Steuern sind die Haupteinnahmequelle eines modernen Staates und das wichtigste Instrument zur Finanzierung seines territorial abgegrenzten Staatswesens und anderer (supranationaler) Aufgaben. Durch die finanziellen Auswirkungen auf alle Bürger und die komplexe Steuergesetzgebung sind Steuern und andere Abgaben ein andauernder politischer und gesellschaftlicher Streitpunkt.

Steuern als Abgaben

 Das Hauptunterscheidungsmerkmal zu anderen öffentlichen Abgaben liegt darin, dass die Zahlung von Steuern grundsätzlich keinen Anspruch auf Gegenleistung begründet. Während also der Beitrag für die bloße Möglichkeit, eine Leistung in Anspruch zu nehmen, und eine Gebühr oder Maut für die tatsächliche Leistungsinanspruchnahme erhoben wird, gilt bei der Steuer das Nonaffektationsprinzip. Demnach „erkauft“ man sich mit Steuern keinen Anspruch auf eine konkrete staatliche Gegenleistung. Beispiele: Die Mineralölsteuer ist keine Gebühr für die Straßenbenutzung. Steuerverweigerung ist auch dann nicht zulässig, wenn ein Steuerzahler aus Gewissensgründen die Verwendung seiner Steuern für Kriegszwecke ablehnt.

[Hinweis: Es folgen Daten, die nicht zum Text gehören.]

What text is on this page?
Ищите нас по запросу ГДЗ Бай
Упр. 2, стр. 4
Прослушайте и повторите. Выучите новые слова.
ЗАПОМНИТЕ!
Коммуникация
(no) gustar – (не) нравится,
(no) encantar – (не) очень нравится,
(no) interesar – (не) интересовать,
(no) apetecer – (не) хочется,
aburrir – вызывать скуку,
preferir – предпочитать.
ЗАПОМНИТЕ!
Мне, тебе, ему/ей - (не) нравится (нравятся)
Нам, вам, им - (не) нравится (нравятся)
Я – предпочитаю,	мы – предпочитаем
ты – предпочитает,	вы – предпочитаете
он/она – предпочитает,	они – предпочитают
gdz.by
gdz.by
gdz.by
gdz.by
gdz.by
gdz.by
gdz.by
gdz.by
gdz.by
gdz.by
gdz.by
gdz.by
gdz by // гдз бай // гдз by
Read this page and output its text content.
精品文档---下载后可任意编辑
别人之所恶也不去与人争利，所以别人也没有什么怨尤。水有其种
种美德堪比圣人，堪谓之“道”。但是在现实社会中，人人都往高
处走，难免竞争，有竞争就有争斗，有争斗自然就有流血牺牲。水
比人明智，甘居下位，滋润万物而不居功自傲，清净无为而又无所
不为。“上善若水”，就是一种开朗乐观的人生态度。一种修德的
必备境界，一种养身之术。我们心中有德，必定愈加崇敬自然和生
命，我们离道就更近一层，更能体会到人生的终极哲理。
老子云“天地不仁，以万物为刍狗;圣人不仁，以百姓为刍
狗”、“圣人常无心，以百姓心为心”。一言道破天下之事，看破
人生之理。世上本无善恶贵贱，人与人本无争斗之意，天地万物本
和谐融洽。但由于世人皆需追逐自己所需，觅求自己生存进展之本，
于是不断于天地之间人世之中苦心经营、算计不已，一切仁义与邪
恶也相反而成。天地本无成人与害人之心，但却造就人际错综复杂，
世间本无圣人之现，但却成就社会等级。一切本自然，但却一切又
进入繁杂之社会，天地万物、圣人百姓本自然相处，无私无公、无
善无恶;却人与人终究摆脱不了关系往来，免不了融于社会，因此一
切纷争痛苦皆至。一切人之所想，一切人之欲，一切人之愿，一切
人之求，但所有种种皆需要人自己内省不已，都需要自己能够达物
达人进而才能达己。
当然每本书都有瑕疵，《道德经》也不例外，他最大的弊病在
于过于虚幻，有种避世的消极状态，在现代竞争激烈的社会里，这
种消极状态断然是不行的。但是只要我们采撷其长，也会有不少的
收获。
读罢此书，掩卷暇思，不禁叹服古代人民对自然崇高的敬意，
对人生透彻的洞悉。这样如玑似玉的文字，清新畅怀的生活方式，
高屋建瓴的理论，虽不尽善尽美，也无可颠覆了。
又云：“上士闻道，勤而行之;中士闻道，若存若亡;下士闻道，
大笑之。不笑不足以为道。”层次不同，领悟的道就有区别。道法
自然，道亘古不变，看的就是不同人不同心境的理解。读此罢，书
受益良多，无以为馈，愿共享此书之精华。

steuern als abgabenDie Staatsausgaben werden grundsätzlich durch die Summe aller Steuereinnahmen finanziert. Es ist also nicht so, dass eine bestimmte Steuer nur für die Finanzierung einer bestimmten Staatsaufgabe verwendet werden darf. Die Verwendung der Mineralölsteuereinnahmen darf z.B. nicht auf Verkehrs- oder Energieprojekte oder auf den Verkehrshaushalt beschränkt werden.

Aus der Definition der Steuer als Abgabe, die dem Steuerpflichtigen „auferlegt“ wird, lassen sich zwei weitere Merkmale ableiten:

Die steuerliche Abgabe wird dem Zahlungspflichtigen ohne Rücksicht auf seinen möglicherweise entgegenstehenden Willen auferlegt. Spenden und fiskalische Betriebseinnahmen scheiden damit aus.

Da Steuern nicht immer freiwillig bezahlt werden, sind als Ungehorsamsfolgen vorgesehen: Säumniszuschlag, Zwangsgeld, Geldstrafe, Freiheitsstrafe. Diese können von der Staatsgewalt zur zwangsweisen Durchführung der Besteuerung auch kumulativ angewendet werden.